A Mother Would Know (29)



“Tonight?”

“Why not? The ideas are flowing. What better time?” He leaned against my car, his face so close to mine I could feel the warmth of his breath.

He wasn’t wrong. We’d been stuck on this song for a while, but I also knew that wasn’t why he was inviting me over. The truth was written in his eyes—the way they drank me in greedily. It was there in his body language, the way he angled his shoulder into me, allowing his arm to fall so his fingertips grazed my side.

I swallowed hard and nodded. “Okay. Sounds good.”

“That’s my girl.” Pushing off my car, he winked, swaggered off.

When I got in my car, I thought about calling Darren and telling him I might be a little late, but decided against it. He was probably already in bed, and if he wasn’t, I didn’t feel like getting the third degree. At least, those were the reasons I gave myself. But I knew it was because hearing Darren’s voice might have stopped me.

And I didn’t want to stop.

I kept up the professional pretense for the first few minutes at his house, sitting on the piano bench and rifling through his notebook. But then he slid onto the bench next to me, so close our thighs touched. Lowering one hand, he let his palm fall to my bare leg. Goose bumps rose on my skin.

“I always love when you wear this skirt.”

“I know,” I said. “That’s why I wore it.” Darren hated it. Said it was too short. That men could probably look up it while I was singing. But Mac always complimented me on it.

“Really? You wore it for me?” There was a teasing lilt to his voice, and I could tell he wasn’t sure if I was messing with him or not.

I turned to him, my face serious. “Yes, Mac, I really did.”

His hand slid higher up my thigh. I leaned into him, an invitation.

That was all it took. His free hand lifted to catch the side of my face. When his mouth met mine, his kiss was greedy. Hungry.

We didn’t make it to the bedroom. I straddled him right there on the piano bench. Later, we joked about how fitting it was that our first time was in the place we’d so often made magic together—just in a different way.

I could’ve stopped it at any time. Put on the brakes. Bailed.

But I never really wanted to.

“Okay, I’m sorry,” Suzanne says quietly, pulling me back to our conversation, to her suggestion that I talk to someone. “I shouldn’t have overstepped. I just wanted to call and make sure everything was all right.”

“It is,” I assure her, knowing it’s a lie but not wanting to burden Suzanne. I’ve been relying enough on Kendra—and now I have to lean on Hudson, too. No need to drag her down with my issues as well.

After hanging up, I take another sip of my water and glance around, trying to remember what I’d originally come up here to do. My gaze falls to my unmade bed. Absently, I walk toward it. Fingering the edge of my comforter, I know this isn’t what I’d been planning to do when Suzanne called. Still, I make my bed, hoping the simple act of doing something will trigger my memory.

It doesn’t.

As much as I hate to admit it, I know I’m getting worse.

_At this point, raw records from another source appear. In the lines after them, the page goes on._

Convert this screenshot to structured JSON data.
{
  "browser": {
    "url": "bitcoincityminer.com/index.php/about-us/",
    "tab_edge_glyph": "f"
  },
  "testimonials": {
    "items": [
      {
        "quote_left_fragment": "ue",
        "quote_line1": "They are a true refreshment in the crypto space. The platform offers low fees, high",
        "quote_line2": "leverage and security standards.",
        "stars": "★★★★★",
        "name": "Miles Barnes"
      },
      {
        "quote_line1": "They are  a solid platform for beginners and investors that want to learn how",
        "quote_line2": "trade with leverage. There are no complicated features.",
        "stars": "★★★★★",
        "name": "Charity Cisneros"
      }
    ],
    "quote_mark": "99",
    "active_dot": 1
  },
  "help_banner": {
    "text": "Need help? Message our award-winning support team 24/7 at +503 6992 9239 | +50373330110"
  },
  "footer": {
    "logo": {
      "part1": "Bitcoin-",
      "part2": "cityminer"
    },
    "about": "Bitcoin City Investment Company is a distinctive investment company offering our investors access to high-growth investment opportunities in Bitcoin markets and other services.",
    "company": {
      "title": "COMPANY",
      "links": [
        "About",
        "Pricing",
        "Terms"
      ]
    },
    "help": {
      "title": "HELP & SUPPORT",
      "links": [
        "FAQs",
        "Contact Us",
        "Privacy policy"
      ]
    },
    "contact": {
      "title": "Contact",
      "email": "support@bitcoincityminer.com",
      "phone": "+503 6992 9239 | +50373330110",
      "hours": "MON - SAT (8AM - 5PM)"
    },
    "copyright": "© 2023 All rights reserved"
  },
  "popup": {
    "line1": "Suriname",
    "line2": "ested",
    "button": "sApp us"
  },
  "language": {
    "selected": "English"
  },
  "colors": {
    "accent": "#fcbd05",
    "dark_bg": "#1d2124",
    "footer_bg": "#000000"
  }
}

I head downstairs, make myself a cup of tea and meander into the family room. In the corner, by the large bay window, sits my baby grand piano. In the early morning sunlight, the dust is more visible than usual. It’s been neglected lately. I can’t remember the last time I sat down and played.

It holds too many sad memories.

But after talking to Suzanne this morning, I feel like playing it. I set down my mug and move toward the piano. Pulling the cover up, I’m greeted by a row of ivory keys. As I rest my hands on the keys, my signature red lacquered nails sparkle—I still get a manicure every two weeks. Beneath them, my hands are weathered, covered in age spots and spidery blue veins.

I rack my brain for a song I know by memory. One of my favorites comes to mind. A song Mac and I wrote together over fifteen years ago called “Heart Sky.” I play through the first verse and chorus. The piano is out of tune, and my voice is rough, out of practice. But it doesn’t matter to me right now. Closing my eyes, I conjure up the image of playing this with the band. I can feel the beat under my feet, the energy from the audience. When I reach the bridge, I falter, pausing, my fingers hovering. As hard as I try, I can’t remember the chords. It’s like I’ve hit a wall.

Frustrated, I shove back, stand up and close the lid with a little too much force.

Then I think more about Hudson’s suggestion to see the doctor. If there’s even the slightest chance someone can help me, I have to take it. Right?

I click into my contacts, look up Dr. Steiner and dial.



* * *



The first thing I notice when I turn the corner onto Molly’s street is the news van. I tug on Bowie’s leash, thinking we should go back. But curiosity propels me forward. The reporter is one I’ve seen before, but I can’t remember her name. It was Darren who used to watch the news all the time, not me. Blonde. Pretty. Young. Today she sports a black-and-white pinstriped pantsuit, her hair twisted into an updo. She stands in front of Molly’s house, holding a mic in front of her face, a cameraman poised a few feet in front of her.

Neighbors gawk from their yards, or peek through their blinds. When I get close enough, I catch the tail end of the reporter’s words.